Approaches to modelling resource consumption
The first of these is straightforward, but the second is more complicated, as there are two possible approaches. Take x-ray for example. You can handle this by creating a new measure called x-ray, and copying a percentage of activity from the cases measure to this new measure. The new measure will lengthen the ActivityModel record and therefore increase the size of the model. Or you can create a new sub-pod called x-ray, and copy a percentage of activity from other sub-pods to this one. This latter approach obviously increases the size of the model by generating new records.
Which approach to choose depends on a number of factors:
impact on model size and processing time
ease of analysis of outputs
consistency with the approach taken in related issues
If you are copying a large volume of activity to a new sub-pod then it would be more efficient to use a measure. If on the other hand only a small volume of activity would be copied, a sub-pod will be more efficient.
As regards ease of analysis, the drawback of creating many measures is that you cannot in Analysis Services treat measures like a dimension — you must select each measure you want to see individually, and you cannot within the scope of the pivot table create a sum of several measures as you could sum several sub-pods, (although you can of course use Excel formulae to add the measure together outside the pivot table). So if you have only a single x-ray category, then you should probably create a measure for it called say ImagingRooms, rather than use a sub-pod. If however you wish to distinguish six different types of imaging then you might prefer to create the single ImagingRooms measure and use sub-pods to distinguish the six types, rather than create six different measures.

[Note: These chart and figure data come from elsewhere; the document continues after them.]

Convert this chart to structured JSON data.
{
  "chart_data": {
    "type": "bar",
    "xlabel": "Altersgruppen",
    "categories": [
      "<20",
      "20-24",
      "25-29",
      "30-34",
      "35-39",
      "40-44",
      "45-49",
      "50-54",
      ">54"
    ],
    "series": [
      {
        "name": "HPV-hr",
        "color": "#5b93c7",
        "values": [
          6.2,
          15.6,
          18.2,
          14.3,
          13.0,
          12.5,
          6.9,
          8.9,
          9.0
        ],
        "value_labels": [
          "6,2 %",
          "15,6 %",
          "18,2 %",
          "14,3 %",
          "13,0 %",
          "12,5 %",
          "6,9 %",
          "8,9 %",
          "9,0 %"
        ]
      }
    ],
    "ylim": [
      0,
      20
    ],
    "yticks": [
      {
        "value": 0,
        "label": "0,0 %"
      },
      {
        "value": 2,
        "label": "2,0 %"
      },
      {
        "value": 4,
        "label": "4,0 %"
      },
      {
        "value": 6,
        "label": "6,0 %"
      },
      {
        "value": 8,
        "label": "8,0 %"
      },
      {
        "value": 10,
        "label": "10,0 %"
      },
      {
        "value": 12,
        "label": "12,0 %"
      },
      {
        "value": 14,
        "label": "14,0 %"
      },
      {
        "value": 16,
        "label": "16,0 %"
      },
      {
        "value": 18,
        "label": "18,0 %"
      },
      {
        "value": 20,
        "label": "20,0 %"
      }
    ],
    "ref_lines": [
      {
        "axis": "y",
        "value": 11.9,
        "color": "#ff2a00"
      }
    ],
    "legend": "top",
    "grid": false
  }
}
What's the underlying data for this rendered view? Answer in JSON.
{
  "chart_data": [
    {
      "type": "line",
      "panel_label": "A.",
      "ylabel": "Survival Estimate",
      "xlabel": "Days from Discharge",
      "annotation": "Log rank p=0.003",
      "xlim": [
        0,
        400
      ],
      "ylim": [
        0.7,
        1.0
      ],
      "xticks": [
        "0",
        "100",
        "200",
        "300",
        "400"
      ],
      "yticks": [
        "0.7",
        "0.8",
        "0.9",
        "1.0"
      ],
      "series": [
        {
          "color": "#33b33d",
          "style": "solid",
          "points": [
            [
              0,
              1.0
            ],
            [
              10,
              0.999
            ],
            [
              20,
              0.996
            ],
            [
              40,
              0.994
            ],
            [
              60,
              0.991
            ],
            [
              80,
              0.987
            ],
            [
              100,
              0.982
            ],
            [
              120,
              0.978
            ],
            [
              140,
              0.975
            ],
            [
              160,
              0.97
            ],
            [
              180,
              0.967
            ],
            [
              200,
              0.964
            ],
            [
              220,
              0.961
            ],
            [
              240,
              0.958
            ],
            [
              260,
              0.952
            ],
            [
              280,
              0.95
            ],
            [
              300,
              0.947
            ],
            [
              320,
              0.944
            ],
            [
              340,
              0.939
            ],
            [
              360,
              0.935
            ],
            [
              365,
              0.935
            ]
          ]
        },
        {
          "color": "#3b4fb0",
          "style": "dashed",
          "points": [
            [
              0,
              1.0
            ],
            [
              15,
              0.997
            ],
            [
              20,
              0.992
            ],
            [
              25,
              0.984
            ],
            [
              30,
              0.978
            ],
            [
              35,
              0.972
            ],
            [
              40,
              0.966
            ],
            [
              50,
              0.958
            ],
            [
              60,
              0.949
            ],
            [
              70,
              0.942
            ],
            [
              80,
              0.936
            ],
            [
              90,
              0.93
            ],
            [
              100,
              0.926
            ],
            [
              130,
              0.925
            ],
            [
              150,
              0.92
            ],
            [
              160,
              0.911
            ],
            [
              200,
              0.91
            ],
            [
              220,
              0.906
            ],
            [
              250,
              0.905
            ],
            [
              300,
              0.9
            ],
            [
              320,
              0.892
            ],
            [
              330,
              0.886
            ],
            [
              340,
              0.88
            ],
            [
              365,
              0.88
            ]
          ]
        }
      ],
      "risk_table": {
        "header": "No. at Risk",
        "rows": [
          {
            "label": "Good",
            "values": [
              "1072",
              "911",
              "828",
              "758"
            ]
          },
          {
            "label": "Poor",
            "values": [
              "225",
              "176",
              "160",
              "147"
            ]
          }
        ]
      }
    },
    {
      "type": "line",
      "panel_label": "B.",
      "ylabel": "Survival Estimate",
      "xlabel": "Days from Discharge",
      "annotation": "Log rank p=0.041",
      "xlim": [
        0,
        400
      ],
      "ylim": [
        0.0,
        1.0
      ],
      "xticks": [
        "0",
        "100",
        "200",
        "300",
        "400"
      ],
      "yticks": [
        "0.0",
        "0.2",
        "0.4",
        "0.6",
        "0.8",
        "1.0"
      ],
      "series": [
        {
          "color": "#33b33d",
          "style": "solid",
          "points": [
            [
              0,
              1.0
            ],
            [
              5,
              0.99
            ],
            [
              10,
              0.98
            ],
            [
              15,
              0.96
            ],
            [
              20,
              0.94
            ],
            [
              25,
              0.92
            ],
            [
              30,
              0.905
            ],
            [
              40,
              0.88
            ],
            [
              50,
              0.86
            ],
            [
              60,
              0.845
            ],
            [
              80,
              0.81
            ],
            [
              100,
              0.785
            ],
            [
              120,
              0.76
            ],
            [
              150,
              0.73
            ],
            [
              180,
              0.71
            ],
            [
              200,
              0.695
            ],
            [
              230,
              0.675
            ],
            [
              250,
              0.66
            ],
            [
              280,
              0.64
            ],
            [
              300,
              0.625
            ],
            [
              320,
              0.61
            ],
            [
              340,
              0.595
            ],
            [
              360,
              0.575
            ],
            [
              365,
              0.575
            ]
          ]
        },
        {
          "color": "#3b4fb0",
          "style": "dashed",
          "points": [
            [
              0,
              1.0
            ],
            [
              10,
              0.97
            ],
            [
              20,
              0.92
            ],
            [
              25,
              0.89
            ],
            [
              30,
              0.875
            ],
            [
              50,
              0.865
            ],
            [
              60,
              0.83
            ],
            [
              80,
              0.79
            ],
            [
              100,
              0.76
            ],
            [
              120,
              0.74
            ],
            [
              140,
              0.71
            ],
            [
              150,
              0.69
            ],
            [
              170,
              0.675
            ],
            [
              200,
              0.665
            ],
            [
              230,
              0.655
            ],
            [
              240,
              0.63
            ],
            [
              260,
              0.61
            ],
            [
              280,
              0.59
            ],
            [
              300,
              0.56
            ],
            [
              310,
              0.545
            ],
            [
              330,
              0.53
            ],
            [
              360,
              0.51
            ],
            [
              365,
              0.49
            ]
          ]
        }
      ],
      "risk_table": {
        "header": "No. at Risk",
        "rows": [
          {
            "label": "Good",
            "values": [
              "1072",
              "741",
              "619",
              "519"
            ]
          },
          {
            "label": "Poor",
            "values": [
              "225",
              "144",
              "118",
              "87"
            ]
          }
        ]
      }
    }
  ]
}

In respect of consistency, if you use a measure to hold beds in a certain type of ward — say critical care — you will probably want to take the same approach for other ward types, such as assessment.
If you do make extensive use of sub-pods, consider collapsing unnecessary dimensions when you copy data into them, so that the additional activity generated through the sub-pod will aggregate to a higher level and consume less space. With this approach use of sub-pods may be more efficient than the user of measures.